Si ce constat peut paraître fâcheux et bien sévère pour un homme qui fait partie des personnalités les plus appréciées par une majorité de Français et se veut incarner le combat écologique, notamment par les travaux de sa Fondation, il convient pour en expliquer les raisons de faire apparaître les silences coupables de Nicolas Hulot sur le combat qu’il entend promouvoir pour la cause écologique car celle-ci mérite une cohérence de pensée et d’action.
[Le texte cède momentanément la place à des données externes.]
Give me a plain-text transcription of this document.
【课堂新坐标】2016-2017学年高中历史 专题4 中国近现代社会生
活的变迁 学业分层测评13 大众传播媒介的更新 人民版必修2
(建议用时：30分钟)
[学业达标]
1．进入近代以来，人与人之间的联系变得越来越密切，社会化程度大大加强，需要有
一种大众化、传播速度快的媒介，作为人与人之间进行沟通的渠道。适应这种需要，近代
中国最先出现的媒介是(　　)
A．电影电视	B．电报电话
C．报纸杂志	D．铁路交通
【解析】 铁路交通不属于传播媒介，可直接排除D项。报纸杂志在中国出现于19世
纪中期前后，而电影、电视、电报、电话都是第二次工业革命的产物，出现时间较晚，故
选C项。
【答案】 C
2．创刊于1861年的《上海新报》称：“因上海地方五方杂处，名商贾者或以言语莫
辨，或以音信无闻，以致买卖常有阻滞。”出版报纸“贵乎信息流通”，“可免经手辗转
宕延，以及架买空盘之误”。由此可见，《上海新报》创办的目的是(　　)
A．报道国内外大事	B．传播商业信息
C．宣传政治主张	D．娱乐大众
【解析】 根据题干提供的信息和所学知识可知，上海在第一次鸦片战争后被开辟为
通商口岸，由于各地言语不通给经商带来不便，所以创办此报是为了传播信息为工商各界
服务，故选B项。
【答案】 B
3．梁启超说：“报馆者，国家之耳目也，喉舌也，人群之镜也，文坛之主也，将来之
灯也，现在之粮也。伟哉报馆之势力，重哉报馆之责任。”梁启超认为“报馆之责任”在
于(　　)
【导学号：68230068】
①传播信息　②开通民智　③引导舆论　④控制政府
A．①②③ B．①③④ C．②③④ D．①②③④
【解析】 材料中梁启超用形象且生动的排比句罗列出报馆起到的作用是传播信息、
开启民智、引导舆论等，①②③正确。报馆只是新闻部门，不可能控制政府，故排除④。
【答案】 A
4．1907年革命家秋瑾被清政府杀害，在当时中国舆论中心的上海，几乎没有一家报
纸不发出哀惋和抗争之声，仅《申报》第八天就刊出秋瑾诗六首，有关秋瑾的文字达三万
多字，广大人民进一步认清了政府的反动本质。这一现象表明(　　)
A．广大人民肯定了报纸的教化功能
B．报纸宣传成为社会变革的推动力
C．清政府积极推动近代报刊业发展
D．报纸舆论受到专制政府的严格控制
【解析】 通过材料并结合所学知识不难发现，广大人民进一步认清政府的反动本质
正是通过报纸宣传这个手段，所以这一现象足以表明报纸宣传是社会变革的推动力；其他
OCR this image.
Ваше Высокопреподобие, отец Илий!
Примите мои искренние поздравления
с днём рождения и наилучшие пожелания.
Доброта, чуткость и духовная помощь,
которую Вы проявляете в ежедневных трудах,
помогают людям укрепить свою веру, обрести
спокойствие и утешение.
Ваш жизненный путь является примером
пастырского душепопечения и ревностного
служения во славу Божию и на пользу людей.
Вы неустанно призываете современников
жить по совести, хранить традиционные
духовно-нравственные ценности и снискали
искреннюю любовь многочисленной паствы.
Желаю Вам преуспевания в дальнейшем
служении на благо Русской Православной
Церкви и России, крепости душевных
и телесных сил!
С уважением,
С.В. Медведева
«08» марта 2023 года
La crise écologique et la crise sociale sont intimement liés et les dissocier conduit à un immobilisme écologique tel celui que l’on peut constater. La croissance ne peut être la réponse à la crise sociale et encore moins aux enjeux écologiques ; la réduction des inégalités, le partage des richesses constituent l’une des clés majeures pour sortir de cet impasse et non la théorie du ruissellement qui ne semble pas troubler Nicolas Hulot.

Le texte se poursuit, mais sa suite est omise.